YNK bu işten pek çok yönü ile çıkar sağlamaya çalışır. Güneyde KDP’den daha fazla bölge almak, uluslararası sınır kapıları ve daha stratejik noktaları ele geçirmek temel hedefidir. Diğer bir husus ise YNK’nin savaşması karşılığında hem İran’dan hem de PKK’den ekonomik destek aldığını biliyoruz. YNK Güneyde iç savaşın çok sert devam ettiği 1997-1998 yıllarında PKK’den ekonomik yardım alır. YNK peşmergelerinin maaşları uzun zaman PKK tarafından verilir. Erzak ve lojistik ihtiyaçlar ise İran tarafındın karşılanır.

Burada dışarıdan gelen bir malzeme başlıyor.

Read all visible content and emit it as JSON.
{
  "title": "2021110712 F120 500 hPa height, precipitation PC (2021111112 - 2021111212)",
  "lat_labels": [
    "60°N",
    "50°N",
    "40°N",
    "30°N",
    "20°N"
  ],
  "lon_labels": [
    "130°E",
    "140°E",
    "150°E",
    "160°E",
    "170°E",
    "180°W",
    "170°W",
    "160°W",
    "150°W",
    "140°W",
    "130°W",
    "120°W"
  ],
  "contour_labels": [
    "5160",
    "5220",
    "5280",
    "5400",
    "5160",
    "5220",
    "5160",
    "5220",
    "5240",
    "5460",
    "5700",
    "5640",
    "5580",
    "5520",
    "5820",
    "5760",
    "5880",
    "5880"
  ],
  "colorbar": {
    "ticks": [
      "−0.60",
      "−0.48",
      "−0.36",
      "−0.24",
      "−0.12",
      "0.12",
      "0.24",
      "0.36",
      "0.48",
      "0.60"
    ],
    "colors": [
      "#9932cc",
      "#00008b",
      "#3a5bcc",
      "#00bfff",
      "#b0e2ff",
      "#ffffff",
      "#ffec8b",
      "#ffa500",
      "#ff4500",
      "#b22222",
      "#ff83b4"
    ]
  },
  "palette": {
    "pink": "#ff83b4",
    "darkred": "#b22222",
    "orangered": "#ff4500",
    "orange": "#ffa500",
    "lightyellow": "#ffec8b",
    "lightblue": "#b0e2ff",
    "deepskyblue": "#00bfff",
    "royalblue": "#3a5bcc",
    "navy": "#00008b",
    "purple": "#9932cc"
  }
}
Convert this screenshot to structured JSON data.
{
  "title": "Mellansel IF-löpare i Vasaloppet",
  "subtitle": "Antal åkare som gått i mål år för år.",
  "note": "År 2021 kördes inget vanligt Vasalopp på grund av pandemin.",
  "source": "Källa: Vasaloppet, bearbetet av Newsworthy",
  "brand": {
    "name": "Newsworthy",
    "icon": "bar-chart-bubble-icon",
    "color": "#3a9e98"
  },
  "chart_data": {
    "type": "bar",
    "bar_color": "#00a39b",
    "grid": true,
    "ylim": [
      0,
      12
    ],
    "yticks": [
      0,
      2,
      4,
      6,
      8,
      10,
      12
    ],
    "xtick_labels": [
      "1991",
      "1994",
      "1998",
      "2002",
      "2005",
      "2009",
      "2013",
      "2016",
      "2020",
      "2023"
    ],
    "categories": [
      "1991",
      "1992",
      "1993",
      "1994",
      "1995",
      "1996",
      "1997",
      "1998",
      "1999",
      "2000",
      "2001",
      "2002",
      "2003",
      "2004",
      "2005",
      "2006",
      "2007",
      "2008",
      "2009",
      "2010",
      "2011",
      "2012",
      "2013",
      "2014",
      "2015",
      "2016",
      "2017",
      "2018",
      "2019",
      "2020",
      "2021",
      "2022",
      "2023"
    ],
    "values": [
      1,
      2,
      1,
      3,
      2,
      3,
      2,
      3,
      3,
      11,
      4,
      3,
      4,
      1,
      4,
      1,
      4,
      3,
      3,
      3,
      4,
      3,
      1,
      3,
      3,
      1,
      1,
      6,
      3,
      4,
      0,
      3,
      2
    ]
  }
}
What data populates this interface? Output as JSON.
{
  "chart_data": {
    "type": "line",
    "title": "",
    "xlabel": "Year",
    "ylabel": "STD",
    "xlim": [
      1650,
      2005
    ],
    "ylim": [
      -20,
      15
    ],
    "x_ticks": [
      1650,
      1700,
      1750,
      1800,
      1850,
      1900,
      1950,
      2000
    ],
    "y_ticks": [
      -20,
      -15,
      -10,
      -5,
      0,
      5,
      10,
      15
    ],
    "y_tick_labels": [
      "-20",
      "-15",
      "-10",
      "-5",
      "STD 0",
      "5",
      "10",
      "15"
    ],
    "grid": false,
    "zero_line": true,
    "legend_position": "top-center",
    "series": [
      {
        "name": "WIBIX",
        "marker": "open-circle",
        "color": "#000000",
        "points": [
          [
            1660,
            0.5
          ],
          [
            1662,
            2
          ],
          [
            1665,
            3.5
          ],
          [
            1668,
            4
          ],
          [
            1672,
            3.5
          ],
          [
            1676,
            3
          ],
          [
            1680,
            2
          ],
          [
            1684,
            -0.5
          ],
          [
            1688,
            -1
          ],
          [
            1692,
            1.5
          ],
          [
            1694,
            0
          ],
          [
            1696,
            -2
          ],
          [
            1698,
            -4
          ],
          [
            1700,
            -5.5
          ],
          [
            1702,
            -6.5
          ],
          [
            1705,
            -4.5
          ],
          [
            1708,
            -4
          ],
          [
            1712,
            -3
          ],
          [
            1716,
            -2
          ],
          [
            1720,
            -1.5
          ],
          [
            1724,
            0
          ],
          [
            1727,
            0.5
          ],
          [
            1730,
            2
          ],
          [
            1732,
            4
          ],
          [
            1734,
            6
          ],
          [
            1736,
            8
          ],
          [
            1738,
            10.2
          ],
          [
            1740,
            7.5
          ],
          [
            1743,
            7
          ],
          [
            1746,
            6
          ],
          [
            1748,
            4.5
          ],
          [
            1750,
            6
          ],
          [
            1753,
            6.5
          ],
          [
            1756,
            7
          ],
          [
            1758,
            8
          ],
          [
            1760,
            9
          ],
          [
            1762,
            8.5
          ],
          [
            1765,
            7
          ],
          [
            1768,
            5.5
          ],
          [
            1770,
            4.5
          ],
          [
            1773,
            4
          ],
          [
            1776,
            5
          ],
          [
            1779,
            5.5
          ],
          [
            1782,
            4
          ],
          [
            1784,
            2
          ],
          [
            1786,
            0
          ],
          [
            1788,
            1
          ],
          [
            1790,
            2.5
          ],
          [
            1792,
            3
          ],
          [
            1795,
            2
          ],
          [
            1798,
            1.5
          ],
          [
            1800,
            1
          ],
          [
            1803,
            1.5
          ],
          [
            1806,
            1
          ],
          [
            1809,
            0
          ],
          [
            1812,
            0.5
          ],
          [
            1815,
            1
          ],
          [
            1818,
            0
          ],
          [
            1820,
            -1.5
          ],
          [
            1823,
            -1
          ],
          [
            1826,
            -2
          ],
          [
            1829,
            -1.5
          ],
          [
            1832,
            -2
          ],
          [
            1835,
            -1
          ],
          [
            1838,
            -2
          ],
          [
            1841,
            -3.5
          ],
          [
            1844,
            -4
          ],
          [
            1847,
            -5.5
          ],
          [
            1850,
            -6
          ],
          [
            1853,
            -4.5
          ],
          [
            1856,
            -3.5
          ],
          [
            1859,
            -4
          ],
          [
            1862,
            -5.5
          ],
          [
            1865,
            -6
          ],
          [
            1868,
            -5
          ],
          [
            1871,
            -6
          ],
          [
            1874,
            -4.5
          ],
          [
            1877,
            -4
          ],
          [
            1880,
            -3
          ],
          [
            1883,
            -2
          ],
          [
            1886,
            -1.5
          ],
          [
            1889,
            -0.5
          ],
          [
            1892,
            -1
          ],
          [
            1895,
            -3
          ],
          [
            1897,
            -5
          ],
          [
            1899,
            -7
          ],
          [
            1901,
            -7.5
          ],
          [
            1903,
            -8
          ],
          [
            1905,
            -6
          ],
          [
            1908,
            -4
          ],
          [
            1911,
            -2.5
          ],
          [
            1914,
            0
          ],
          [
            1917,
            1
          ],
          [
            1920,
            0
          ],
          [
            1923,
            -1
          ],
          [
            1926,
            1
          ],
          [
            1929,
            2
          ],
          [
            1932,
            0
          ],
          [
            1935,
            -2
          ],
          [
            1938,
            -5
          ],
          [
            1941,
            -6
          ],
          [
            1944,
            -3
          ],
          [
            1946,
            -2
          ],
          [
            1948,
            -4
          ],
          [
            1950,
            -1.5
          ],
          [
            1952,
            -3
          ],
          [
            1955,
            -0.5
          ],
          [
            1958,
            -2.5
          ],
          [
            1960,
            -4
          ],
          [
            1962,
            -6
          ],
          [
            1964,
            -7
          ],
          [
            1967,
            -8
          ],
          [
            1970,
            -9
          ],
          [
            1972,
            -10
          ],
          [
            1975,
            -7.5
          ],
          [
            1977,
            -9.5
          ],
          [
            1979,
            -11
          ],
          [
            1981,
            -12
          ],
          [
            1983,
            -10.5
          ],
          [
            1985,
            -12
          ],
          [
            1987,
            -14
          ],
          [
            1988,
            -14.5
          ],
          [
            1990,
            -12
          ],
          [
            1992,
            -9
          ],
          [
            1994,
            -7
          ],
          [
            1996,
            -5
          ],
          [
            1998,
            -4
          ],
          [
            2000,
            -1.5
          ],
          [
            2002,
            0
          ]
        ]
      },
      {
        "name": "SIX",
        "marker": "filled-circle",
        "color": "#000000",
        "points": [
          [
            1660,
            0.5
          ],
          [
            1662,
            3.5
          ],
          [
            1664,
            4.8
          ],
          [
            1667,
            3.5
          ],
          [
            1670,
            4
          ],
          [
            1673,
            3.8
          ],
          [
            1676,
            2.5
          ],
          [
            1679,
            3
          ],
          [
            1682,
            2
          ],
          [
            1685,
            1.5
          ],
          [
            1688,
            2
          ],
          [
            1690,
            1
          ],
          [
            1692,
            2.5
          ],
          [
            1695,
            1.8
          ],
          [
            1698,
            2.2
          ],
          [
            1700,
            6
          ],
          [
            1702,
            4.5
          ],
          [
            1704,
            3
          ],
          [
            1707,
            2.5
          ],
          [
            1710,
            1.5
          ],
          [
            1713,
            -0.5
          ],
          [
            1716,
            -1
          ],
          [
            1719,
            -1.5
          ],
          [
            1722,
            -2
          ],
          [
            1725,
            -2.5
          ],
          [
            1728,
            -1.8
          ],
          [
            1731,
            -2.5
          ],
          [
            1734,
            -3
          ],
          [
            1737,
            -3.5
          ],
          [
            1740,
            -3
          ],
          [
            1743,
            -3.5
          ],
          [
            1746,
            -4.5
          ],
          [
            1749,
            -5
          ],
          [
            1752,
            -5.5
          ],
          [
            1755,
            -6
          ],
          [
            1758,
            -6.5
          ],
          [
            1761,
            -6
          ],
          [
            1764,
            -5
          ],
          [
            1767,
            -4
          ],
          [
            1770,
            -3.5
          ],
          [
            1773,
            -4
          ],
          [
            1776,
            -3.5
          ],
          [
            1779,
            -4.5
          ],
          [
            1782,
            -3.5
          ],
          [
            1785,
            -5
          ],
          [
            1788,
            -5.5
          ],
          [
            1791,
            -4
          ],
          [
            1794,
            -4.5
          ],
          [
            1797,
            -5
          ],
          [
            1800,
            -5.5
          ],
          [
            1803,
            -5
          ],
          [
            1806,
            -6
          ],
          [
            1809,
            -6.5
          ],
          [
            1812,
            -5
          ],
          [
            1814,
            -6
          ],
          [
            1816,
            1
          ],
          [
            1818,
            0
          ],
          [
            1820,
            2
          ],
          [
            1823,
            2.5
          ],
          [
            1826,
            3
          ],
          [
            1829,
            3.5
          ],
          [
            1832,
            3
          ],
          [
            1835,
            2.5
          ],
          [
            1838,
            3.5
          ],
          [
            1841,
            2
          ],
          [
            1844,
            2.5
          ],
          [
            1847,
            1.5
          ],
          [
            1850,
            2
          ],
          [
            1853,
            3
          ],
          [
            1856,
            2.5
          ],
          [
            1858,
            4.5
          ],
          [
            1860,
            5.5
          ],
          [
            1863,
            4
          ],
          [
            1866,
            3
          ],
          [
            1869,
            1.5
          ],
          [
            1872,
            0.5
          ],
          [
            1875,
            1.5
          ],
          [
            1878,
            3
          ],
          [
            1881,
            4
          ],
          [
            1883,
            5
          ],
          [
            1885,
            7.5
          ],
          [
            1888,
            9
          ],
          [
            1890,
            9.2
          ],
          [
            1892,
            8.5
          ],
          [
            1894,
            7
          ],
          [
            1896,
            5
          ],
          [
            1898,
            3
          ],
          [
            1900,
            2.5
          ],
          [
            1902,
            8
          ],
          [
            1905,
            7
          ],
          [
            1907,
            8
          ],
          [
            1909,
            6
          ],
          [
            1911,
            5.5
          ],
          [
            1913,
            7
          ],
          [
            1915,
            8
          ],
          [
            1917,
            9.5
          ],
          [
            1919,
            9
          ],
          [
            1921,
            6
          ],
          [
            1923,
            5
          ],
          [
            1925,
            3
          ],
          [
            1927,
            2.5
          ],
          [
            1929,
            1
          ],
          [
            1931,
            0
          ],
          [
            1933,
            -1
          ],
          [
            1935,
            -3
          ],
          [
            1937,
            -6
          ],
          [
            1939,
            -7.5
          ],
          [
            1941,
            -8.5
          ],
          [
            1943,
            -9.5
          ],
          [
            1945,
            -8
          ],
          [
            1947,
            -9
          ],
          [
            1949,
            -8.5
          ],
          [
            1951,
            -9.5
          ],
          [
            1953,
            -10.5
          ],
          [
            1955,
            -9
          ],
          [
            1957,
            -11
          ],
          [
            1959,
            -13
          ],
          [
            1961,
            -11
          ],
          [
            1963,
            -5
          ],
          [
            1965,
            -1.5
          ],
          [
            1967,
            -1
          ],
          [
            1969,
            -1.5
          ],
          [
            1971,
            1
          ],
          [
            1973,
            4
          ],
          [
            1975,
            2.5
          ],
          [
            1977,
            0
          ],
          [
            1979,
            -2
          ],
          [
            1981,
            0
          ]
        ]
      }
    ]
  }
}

İran ise YNK’den çok daha stratejik amaçlara sahiptir. İdeolojik ve çıkarlarını bilme konusunda daha başarılı ve etkili olan KDP’yi ve KDP ile ilişkiler üzerinden Güneyde güç bulunduracak Batı’yı sınırlandırmayı amaçlar. İran’ın Şii hilal projesi daha o zamanlar yapılandırılmaya başlamıştır. İran Suriye ve Lübnan’a kadar uzanacak bir Şii kuşağının ilk projesi için Güney Kürdistanı by pass etmesi gerektiğini iyi bilir. Bunun için amaç Güneydeki yönetim dengesini değiştirmek ve YNK- PKK çizgisini Güney yönetimine hakim kılmaktır.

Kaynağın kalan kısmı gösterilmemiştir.